The Face of Charles Heavysege

by Sandra Campbell


This engraving of Charles Heavysege is taken from The Canadian Illustrated News (Hamilton), 10 Jan. 1863, p. 100.   Heavysege's reputation as a pioneering poet and dramatist in British North America prompted portraits of him in both this ambitious young periodical and in its more sophisticated and long-lived counterpart The Canadian Illustrated News (Montreal) 11 (1875):245.  The later, more technically refined steel engraving is based on a photograph by the Montreal photographer Inglis, an image which is also the basis for the photograph of Heavysege reproduced in the Dictionary of Literary Biography, vol 99:158.

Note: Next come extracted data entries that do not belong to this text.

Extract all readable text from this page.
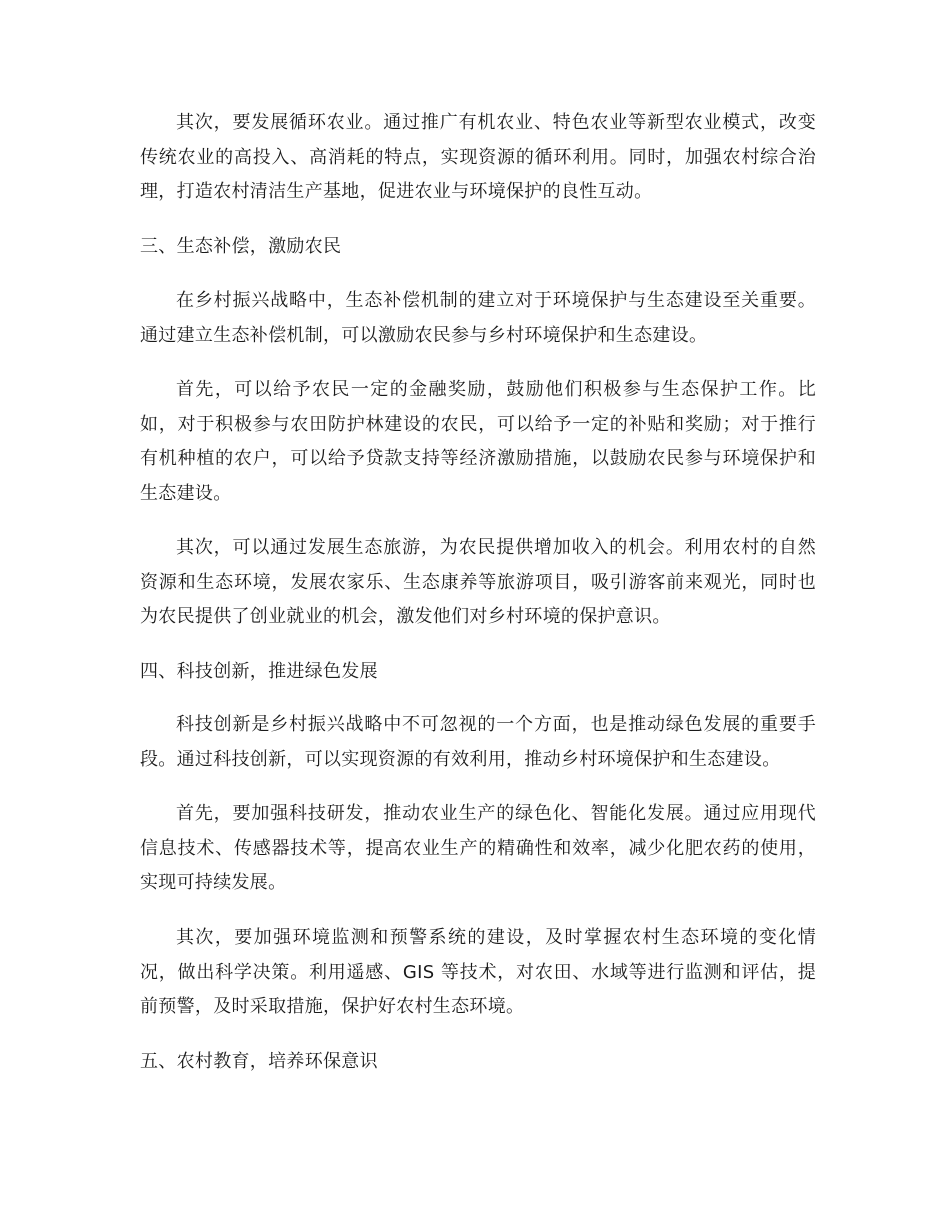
其次，要发展循环农业。通过推广有机农业、特色农业等新型农业模式，改变传统农业的高投入、高消耗的特点，实现资源的循环利用。同时，加强农村综合治理，打造农村清洁生产基地，促进农业与环境保护的良性互动。

三、生态补偿，激励农民

在乡村振兴战略中，生态补偿机制的建立对于环境保护与生态建设至关重要。通过建立生态补偿机制，可以激励农民参与乡村环境保护和生态建设。

首先，可以给予农民一定的金融奖励，鼓励他们积极参与生态保护工作。比如，对于积极参与农田防护林建设的农民，可以给予一定的补贴和奖励；对于推行有机种植的农户，可以给予贷款支持等经济激励措施，以鼓励农民参与环境保护和生态建设。

其次，可以通过发展生态旅游，为农民提供增加收入的机会。利用农村的自然资源和生态环境，发展农家乐、生态康养等旅游项目，吸引游客前来观光，同时也为农民提供了创业就业的机会，激发他们对乡村环境的保护意识。

四、科技创新，推进绿色发展

科技创新是乡村振兴战略中不可忽视的一个方面，也是推动绿色发展的重要手段。通过科技创新，可以实现资源的有效利用，推动乡村环境保护和生态建设。

首先，要加强科技研发，推动农业生产的绿色化、智能化发展。通过应用现代信息技术、传感器技术等，提高农业生产的精确性和效率，减少化肥农药的使用，实现可持续发展。

其次，要加强环境监测和预警系统的建设，及时掌握农村生态环境的变化情况，做出科学决策。利用遥感、GIS 等技术，对农田、水域等进行监测和评估，提前预警，及时采取措施，保护好农村生态环境。

五、农村教育，培养环保意识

     In the more obscure 1863 engraving reproduced here, Heavysege has a brooding and sombre countenance, as if he himself were his Saul.  In "Mr. Charles Heavysege," the accompanying article, the News flatteringly described his early work and looked forward to the newly-completed Saul.  It praised his recent "Jephthah's Rash Vow" as "the manuscript poem he has read twice to public audiences in Montreal, when it was received with considerable favor."  But the Hamilton periodical's pride in Montreal's gifted adoptee seems to have perished in the magazine's own struggles for cultural survival, for the promised review of Saul never appeared.